Back to the future with Boise State baseball
Baseball is back at Boise State with a packed crowd showing up for the first home game of the year. It’s been 40 years since Boise State dropped the sport, and those who played on the Bronco diamond assumed it was gone forever. But on Friday, Feb. 28, the Broncos came back with a string of homestand wins that weekend. In true Bronco fashion, for that first home game in years, former players lined up single file and walked into the stadium to the acclaim of the crowd.
The decision to travel “back to the future” and reinstate Boise State baseball has its origins at a Mountain West presidents’ meeting in California when the Fresno State baseball team was competing in the NCAA finals that year. The president of Fresno State invited his fellow presidents to join him at a playoff game the evening of the meeting.

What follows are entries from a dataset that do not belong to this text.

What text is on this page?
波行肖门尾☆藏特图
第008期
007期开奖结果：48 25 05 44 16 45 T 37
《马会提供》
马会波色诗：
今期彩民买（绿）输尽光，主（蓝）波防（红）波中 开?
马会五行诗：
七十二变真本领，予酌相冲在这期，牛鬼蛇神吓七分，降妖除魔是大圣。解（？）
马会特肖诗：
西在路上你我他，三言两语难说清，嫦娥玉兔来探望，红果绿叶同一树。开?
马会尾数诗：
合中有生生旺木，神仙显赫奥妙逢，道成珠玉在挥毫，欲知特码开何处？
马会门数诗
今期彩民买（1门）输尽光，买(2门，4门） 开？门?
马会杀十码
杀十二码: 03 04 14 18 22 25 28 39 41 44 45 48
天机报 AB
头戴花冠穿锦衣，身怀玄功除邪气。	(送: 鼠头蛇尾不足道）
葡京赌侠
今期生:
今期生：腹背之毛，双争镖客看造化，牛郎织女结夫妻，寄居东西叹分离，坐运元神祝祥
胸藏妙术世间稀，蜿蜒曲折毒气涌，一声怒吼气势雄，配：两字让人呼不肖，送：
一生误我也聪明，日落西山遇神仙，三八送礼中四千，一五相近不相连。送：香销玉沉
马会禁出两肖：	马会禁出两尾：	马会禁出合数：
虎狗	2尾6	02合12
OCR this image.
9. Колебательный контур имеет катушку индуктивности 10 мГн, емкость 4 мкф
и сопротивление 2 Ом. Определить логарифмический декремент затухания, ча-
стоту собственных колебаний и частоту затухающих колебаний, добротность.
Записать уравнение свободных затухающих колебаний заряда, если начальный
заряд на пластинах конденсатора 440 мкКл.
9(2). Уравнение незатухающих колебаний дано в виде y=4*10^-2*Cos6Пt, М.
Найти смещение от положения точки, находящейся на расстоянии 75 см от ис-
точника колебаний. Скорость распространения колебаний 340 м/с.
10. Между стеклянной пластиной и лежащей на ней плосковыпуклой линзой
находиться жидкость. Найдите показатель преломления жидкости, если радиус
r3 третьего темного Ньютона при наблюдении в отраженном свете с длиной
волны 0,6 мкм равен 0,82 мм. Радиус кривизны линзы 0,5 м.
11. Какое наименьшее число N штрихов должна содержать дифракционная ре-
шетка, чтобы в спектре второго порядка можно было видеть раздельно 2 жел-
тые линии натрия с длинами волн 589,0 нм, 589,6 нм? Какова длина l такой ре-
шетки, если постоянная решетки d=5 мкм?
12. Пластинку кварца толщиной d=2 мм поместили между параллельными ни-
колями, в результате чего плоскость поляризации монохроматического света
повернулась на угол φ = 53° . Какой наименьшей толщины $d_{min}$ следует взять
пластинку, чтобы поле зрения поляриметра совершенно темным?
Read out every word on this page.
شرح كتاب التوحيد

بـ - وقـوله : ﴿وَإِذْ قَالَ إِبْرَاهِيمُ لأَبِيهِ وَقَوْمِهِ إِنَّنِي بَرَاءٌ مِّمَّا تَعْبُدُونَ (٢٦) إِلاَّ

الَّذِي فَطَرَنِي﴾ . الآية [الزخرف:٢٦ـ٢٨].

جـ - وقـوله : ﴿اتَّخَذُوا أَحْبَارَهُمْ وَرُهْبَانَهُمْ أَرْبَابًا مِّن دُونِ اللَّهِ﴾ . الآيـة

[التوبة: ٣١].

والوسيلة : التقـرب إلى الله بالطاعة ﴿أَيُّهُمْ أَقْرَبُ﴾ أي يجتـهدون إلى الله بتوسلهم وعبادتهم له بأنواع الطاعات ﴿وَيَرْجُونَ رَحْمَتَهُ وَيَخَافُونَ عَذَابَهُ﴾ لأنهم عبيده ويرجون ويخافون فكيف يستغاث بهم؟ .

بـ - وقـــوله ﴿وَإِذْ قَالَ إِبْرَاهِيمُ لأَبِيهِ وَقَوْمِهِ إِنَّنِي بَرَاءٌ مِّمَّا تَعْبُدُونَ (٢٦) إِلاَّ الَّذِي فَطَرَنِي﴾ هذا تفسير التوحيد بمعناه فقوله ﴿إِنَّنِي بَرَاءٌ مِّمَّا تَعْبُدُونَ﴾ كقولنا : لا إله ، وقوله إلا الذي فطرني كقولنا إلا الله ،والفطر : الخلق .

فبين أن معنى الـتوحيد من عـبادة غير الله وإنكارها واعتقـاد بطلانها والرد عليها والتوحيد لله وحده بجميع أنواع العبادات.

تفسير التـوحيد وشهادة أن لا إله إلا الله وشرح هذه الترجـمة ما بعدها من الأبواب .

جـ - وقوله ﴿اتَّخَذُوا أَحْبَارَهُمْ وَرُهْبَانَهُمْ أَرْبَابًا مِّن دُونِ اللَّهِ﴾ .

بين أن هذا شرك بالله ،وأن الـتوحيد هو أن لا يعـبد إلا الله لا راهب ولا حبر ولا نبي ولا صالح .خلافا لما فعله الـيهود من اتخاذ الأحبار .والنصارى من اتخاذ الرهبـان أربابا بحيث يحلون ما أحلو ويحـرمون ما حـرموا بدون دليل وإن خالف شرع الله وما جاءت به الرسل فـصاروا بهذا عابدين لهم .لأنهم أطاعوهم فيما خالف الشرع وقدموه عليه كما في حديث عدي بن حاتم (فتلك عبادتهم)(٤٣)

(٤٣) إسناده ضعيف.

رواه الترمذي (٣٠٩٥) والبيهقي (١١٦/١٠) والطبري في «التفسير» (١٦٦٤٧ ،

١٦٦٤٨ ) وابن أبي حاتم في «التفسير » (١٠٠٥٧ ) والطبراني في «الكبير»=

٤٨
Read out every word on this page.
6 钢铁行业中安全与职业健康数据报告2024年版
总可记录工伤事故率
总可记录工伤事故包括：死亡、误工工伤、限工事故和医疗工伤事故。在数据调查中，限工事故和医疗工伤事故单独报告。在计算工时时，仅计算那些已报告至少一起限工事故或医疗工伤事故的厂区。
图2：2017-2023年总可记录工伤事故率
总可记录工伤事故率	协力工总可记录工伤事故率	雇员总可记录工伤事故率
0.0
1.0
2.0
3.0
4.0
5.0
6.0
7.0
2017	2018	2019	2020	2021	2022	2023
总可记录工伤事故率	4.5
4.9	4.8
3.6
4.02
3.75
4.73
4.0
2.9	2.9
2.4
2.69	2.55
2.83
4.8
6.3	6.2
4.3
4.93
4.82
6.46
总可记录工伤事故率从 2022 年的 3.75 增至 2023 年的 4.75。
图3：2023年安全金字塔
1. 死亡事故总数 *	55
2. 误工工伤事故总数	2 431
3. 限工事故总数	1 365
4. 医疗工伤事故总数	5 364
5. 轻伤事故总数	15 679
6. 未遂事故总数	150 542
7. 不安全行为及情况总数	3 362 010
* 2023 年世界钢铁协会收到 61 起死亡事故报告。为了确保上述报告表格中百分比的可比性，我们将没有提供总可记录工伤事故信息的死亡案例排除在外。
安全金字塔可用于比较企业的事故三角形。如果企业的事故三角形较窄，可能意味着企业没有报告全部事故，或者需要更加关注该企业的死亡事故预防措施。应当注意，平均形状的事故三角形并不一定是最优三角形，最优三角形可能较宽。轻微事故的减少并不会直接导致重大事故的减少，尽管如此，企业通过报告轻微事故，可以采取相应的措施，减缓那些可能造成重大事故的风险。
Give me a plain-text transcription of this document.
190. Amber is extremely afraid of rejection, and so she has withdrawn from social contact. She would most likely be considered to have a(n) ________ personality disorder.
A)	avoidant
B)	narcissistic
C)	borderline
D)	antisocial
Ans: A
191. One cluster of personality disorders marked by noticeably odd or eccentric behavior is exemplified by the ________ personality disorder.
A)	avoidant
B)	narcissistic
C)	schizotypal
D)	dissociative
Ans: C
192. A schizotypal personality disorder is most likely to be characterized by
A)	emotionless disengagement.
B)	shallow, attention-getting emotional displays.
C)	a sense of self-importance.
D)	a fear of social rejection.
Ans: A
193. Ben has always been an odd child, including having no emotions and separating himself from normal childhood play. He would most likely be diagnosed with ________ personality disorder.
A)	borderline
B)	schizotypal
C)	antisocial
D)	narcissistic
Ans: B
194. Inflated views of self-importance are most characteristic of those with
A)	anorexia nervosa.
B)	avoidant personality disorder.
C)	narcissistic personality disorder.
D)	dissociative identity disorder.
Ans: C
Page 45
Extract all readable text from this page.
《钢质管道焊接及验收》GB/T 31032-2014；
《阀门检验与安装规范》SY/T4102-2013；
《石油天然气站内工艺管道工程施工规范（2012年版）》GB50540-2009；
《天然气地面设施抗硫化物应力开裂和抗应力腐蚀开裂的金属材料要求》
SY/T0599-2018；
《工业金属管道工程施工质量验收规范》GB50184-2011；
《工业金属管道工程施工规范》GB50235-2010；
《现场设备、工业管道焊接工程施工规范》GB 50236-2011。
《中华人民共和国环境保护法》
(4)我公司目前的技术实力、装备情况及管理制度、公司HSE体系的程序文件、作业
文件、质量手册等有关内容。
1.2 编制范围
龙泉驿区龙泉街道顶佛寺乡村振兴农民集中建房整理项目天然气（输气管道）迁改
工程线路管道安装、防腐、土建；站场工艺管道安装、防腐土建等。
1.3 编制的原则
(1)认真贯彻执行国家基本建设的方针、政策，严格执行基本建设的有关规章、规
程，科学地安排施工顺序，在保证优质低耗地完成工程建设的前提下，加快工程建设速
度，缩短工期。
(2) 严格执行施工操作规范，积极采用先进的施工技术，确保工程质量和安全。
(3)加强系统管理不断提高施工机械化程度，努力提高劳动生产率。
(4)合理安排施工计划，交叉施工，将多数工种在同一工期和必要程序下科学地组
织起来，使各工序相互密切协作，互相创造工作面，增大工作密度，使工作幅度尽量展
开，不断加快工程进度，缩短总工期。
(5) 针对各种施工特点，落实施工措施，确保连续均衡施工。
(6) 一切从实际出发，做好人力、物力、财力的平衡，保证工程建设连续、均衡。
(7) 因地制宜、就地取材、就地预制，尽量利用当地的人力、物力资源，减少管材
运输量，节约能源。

When we arrived at the stadium, the place was rocking. Fans were out in full support of the Fresno State Bulldogs. It was impossible to follow sports news up and down the West Coast without reading about Fresno State stepping up to the plate in the NCAA baseball playoffs.
At the time, Boise State was in the process of ramping up its academic and athletic profile, thanks in large part to a 2007 Fiesta Bowl win that attracted increasing numbers of students from across the American West, including many Idaho students who discovered a new and much improved Boise State. From the size of the Fresno fan base and the visibility the Bulldogs earned on the sports page, baseball appeared to be yet another important strategy for using athletics to improve the overall profile of Boise State.
Back on campus, creating an additional men’s sport would not be an easy call. The Office of Civil Rights keeps a watchful eye on Title IX of the Education Amendments Act of 1972 and any athletic program that violates the important and required balance between men’s and women’s sports. The University of Oregon found out the hard way when they added men’s baseball but had to drop the men’s wrestling program to maintain equity in its sports programming. Most unfortunately for the wrestling program, which was struggling at the time, Boise State would discover that dropping wrestling was its only route to adding baseball.
It was a tough decision and, justifiably so, given its winning record over the years. Thanks to Athletic Director Curt Apsey and his staff, wrestlers were assured they could keep their scholarships or staff would assist them in transferring to other programs where they could compete. Some would choose to move on and some would elect to use their scholarships toward their degree progress.
Meanwhile, the challenge of building a baseball team was underway. Heralded as the national pastime, baseball is deeply ingrained in the sports psyche of the nation. In recent years, college and university teams are often the first stop on the journey to the Majors, even though the percentage of players making it to the big leagues is still very small. With many talented high school baseball players leaving the Treasure Valley to play Division I baseball elsewhere, local baseball fans yearned for the day when Bronco baseball could give local talent the opportunity to play before hometown crowds as Broncos.
With Major League Baseball intent on reducing the number of minor league teams and currently in contentious negotiations with minor league owners, NCAA baseball appears to have a bright future as some minor league clubs disappear and college baseball likely fills the void. The timing was perfect for Boise State baseball’s return as a popular spectator sport in the Treasure Valley. An early win for the new Bronco baseball team was the hiring of Gary Van Tol, whose coaching experience in minor league baseball and years of experience in Treasure Valley baseball seemed like the perfect fit for both the coach and the baseball Broncos.
Bronco baseball also made sense from the standpoint of conference play. The Mountain West welcomed Boise State’s baseball program since eight of the 11 Mountain West members play baseball. Unfortunately, the Mountain West did not have wrestling competition, so Bronco wrestlers competed in the Pac-12 even though some of the teams were not regular Pac-12 competition, and rumors were rampant that the Pac-12 would drop wrestling, leaving Boise State to find yet another conference affiliation other than the Mountain West.
Baseball, on the other hand, is a popular and thriving Pac-12 sport. With rumors over the years that the Pac-12 may expand during the next conference realignment phase, Boise State is always on the short list of possible invitees, especially since achieving doctoral-research status by the Carnegie Foundation. If or when that day comes, the Pac-12 will be looking closely at how Bronco sports align with Pac-12 sports programs where 11 of the 12 teams in the conference play baseball.
A few years ago, the NCAA board of trustees held a “behind-closed-doors” meeting to hear from Major League Baseball about concerns over the increasing numbers of players from other countries and the decline in American baseball players, especially African-Americans. The discussion centered around the majors offering funding for more scholarships for Division I baseball players to achieve higher rates of participation by American players in Major League Baseball. The gist of the meeting was the concern that baseball could hardly remain the national pastime if young Americans were not participating as they did in yesteryear.
Bronco baseball gives colleges players one more opportunity to compete in Division I baseball, and it may also play a small role in assuring that baseball remains the national pastime. What’s more American than that?